Film And Movies

What Went Wrong With… Bad Boys For Life?

A review of Bad Boys For Life

Remember when Beverly Hills Cop got to part III and everything became trashy and unfunny? The movie was disappointing on many levels, especially since it looked and felt nothing like the first two. Well, unfortunately for fans of Bad Boys, this has also happened to your favourite franchise. Now before I go on, yes, Bad Boys I & II is up there along with Lethal Weapon 1- 3, Stakeout, Point Break, Hot Fuzz, and Dead Heat as some of the best buddy-cop movies ever made (the greatest is the often mentioned Midnight Run but that isn’t strictly a “buddy-cop” film since the duo aren’t cops). With two black leads, some explosive action and laugh-out-loud comedy, the original Bad Boys was a game-changer for Hollywood back in 1995 and it made stars out of two actors who were known more for their TV work at the time.

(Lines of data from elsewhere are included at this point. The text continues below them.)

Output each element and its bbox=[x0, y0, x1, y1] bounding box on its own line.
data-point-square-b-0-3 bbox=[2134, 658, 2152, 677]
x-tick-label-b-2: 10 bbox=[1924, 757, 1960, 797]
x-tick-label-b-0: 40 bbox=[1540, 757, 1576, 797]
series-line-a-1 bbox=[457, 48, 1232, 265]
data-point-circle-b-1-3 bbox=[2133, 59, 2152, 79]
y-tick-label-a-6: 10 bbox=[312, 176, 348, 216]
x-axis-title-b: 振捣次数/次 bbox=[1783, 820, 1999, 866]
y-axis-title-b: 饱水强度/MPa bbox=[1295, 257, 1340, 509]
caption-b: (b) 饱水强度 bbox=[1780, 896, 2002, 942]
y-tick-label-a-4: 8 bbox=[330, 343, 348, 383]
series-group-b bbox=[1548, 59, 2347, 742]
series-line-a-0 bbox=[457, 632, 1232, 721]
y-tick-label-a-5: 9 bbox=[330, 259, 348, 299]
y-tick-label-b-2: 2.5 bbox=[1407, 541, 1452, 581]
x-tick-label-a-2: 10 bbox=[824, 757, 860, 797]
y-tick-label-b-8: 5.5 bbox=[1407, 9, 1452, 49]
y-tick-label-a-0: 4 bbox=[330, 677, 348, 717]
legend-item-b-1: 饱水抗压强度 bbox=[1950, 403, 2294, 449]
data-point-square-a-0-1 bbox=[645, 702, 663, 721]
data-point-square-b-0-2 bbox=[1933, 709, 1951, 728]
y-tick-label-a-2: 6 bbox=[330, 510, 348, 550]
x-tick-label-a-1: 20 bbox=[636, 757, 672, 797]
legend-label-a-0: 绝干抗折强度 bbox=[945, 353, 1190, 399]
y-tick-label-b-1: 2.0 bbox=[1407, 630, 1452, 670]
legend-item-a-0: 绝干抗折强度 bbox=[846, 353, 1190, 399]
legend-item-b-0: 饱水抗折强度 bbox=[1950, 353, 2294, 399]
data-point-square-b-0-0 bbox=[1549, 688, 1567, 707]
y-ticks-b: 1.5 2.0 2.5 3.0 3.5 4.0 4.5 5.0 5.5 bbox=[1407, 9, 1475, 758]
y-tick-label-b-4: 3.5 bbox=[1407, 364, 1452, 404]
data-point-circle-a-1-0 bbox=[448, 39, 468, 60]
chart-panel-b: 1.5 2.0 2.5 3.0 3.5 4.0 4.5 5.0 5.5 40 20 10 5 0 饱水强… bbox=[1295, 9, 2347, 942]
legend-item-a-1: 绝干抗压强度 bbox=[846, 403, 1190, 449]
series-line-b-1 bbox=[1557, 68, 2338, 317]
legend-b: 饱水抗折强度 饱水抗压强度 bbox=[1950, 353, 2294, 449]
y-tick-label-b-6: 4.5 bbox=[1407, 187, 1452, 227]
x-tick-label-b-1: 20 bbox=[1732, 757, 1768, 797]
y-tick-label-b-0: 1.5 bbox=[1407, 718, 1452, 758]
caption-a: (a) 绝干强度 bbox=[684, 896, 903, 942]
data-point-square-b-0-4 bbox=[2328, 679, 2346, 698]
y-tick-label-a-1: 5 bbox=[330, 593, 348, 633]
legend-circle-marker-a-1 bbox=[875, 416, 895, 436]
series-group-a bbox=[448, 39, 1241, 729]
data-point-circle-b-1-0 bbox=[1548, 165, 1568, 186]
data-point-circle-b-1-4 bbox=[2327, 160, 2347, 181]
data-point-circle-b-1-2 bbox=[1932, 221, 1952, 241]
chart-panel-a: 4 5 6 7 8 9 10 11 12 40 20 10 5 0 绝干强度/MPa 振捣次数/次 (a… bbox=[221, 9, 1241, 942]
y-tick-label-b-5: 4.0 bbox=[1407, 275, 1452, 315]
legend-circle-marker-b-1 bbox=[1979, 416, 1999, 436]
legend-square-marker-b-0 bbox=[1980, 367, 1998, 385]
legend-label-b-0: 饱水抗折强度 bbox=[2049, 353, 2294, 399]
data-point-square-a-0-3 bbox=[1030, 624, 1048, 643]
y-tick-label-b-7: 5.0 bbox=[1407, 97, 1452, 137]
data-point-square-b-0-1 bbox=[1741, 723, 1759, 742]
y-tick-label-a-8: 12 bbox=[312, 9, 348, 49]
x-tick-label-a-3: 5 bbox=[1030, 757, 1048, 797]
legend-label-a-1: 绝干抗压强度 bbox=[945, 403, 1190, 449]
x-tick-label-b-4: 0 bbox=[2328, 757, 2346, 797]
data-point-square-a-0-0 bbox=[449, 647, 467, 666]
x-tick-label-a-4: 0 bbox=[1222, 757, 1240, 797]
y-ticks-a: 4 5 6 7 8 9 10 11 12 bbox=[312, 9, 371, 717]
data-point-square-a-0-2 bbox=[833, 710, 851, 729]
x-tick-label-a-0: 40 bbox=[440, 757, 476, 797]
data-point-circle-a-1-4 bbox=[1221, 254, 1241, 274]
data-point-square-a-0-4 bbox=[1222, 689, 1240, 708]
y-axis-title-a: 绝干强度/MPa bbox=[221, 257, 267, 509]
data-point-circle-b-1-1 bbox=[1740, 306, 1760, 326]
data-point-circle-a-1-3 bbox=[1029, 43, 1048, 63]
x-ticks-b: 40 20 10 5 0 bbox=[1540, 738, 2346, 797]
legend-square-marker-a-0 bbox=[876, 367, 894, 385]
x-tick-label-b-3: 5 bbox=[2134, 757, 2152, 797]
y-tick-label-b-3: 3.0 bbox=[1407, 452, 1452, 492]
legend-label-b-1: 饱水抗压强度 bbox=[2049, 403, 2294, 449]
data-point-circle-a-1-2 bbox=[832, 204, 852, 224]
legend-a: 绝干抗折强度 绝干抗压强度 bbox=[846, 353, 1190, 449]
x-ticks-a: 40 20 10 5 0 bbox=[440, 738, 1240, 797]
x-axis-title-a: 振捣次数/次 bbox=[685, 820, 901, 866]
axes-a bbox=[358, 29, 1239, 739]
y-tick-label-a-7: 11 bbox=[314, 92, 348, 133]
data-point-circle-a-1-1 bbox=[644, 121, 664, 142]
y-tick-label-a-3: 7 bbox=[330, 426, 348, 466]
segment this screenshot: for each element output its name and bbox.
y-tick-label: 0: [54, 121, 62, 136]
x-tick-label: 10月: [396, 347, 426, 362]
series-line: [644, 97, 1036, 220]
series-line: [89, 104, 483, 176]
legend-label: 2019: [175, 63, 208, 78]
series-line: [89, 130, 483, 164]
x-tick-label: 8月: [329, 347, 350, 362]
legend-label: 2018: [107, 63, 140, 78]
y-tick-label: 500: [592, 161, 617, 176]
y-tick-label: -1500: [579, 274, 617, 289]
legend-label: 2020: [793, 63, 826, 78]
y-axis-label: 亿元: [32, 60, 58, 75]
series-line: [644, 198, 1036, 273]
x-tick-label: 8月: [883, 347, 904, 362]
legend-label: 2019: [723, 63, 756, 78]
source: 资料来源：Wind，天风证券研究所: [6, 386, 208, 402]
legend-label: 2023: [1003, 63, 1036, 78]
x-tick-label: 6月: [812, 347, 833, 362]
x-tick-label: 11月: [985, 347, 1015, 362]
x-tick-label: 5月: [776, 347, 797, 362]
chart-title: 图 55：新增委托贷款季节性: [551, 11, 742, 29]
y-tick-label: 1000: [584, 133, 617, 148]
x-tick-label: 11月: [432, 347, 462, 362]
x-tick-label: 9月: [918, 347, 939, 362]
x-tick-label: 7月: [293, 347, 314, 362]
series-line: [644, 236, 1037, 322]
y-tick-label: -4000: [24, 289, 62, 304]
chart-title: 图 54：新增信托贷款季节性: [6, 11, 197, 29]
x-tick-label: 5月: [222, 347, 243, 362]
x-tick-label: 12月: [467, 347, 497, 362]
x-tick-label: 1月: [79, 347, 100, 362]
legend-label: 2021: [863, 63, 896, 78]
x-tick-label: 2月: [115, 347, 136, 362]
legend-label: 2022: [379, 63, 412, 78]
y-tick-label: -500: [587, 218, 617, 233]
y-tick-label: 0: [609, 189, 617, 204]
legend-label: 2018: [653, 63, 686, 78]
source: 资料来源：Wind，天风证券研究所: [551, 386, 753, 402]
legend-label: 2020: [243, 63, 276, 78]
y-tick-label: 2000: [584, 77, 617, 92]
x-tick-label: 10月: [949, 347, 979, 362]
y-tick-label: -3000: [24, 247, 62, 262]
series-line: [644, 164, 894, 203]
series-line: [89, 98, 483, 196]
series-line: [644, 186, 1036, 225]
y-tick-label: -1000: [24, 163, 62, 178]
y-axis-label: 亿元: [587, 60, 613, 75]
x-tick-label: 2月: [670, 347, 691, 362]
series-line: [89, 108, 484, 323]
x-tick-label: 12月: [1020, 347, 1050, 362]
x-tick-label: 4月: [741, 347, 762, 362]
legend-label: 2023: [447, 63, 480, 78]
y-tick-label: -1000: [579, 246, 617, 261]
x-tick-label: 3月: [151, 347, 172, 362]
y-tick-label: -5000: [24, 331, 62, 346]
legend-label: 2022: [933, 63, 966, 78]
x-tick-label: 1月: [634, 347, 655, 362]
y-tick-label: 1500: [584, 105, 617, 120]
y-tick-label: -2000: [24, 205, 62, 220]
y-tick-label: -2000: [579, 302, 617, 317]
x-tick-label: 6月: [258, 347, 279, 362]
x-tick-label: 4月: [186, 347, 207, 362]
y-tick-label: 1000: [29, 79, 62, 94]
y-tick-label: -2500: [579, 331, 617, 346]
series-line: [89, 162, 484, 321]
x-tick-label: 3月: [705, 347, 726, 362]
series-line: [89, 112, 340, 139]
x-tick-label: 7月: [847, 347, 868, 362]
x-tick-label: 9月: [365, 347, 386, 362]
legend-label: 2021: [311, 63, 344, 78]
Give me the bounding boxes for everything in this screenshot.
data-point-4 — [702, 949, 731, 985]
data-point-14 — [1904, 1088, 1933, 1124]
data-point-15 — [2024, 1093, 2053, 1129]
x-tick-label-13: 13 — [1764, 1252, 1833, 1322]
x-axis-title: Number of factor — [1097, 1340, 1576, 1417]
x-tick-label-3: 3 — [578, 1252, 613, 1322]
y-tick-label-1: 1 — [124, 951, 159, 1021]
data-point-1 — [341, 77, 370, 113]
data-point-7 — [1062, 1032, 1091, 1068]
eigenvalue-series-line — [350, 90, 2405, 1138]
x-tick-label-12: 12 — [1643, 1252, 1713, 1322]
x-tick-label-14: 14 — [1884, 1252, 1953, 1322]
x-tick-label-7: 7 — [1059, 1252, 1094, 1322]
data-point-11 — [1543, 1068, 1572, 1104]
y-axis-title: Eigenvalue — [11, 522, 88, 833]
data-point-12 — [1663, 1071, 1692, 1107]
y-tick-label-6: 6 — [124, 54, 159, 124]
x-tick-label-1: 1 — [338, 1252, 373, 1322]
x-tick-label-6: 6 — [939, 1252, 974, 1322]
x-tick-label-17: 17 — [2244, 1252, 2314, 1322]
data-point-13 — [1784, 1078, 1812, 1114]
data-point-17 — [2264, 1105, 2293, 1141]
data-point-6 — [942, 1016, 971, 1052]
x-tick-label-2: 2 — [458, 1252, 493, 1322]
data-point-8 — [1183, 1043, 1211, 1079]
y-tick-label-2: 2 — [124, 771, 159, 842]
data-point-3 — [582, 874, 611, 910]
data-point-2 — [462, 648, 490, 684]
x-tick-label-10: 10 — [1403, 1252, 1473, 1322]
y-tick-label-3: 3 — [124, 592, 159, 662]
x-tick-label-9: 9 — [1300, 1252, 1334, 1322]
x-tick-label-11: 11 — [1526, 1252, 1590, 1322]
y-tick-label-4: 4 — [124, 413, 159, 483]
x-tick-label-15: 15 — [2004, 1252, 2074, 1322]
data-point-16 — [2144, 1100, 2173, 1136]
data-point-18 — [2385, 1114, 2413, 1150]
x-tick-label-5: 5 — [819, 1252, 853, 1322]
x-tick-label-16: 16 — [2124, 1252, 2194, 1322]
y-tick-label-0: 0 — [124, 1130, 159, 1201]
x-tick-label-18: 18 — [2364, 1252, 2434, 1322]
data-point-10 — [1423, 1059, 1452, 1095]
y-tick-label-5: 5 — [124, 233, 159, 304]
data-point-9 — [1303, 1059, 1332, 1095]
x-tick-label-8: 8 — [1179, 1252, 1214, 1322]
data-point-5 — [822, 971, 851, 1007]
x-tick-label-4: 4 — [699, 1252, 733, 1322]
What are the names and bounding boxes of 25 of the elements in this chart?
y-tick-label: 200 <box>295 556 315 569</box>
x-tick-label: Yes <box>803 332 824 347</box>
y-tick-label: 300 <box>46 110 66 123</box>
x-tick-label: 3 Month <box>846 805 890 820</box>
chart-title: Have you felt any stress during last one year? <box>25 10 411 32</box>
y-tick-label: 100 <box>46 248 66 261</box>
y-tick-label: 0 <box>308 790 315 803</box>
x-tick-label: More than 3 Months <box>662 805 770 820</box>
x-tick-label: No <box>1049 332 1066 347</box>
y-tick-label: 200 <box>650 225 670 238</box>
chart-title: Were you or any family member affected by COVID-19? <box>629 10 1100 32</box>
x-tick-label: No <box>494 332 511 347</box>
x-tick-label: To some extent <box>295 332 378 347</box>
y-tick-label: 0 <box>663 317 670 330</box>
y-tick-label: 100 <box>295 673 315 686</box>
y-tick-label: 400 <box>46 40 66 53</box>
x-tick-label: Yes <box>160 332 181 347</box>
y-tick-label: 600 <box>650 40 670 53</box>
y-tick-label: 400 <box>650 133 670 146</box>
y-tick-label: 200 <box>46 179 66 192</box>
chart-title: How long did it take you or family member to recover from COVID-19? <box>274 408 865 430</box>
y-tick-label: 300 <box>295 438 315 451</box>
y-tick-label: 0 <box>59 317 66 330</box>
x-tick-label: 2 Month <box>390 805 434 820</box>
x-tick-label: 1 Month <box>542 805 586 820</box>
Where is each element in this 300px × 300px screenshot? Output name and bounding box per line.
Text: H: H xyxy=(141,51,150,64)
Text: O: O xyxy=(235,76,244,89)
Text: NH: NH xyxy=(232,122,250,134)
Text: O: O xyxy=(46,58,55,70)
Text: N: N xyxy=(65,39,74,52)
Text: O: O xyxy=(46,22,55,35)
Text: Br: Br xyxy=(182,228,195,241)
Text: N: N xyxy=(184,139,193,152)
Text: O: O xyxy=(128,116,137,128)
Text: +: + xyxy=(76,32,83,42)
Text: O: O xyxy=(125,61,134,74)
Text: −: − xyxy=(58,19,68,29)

The first two Bad Boys are grossly underrated at sites like Rotten Tomatoes but even those naysayers have to recognise that these two films are classics within the buddy-cop sub-genre. To prove that review-aggregation sites don’t work, Rotten Tomatoes are currently stating that this third movie titled Bad Boys For Life, is better than the first two, in fact it’s almost double the score! 🧐 This is quite obviously bullshit.

25 years after the first and 17 years after the second installment, we now have a third but when a sequel takes this long to arrive, everything’s changed; the actors, the characters, the story, the writers, the directors… the world. Very similar to Die Hard 4 or Terminator 3, Bad Boys 3 is a very different and disappointing film made by people who had nothing to do with the originals. These types of late-in-the-day, inferior sequels all end up looking like filmic mid-life crises with the leads trying to recapture their heyday and yes, Bad Boys For Life is in this same category.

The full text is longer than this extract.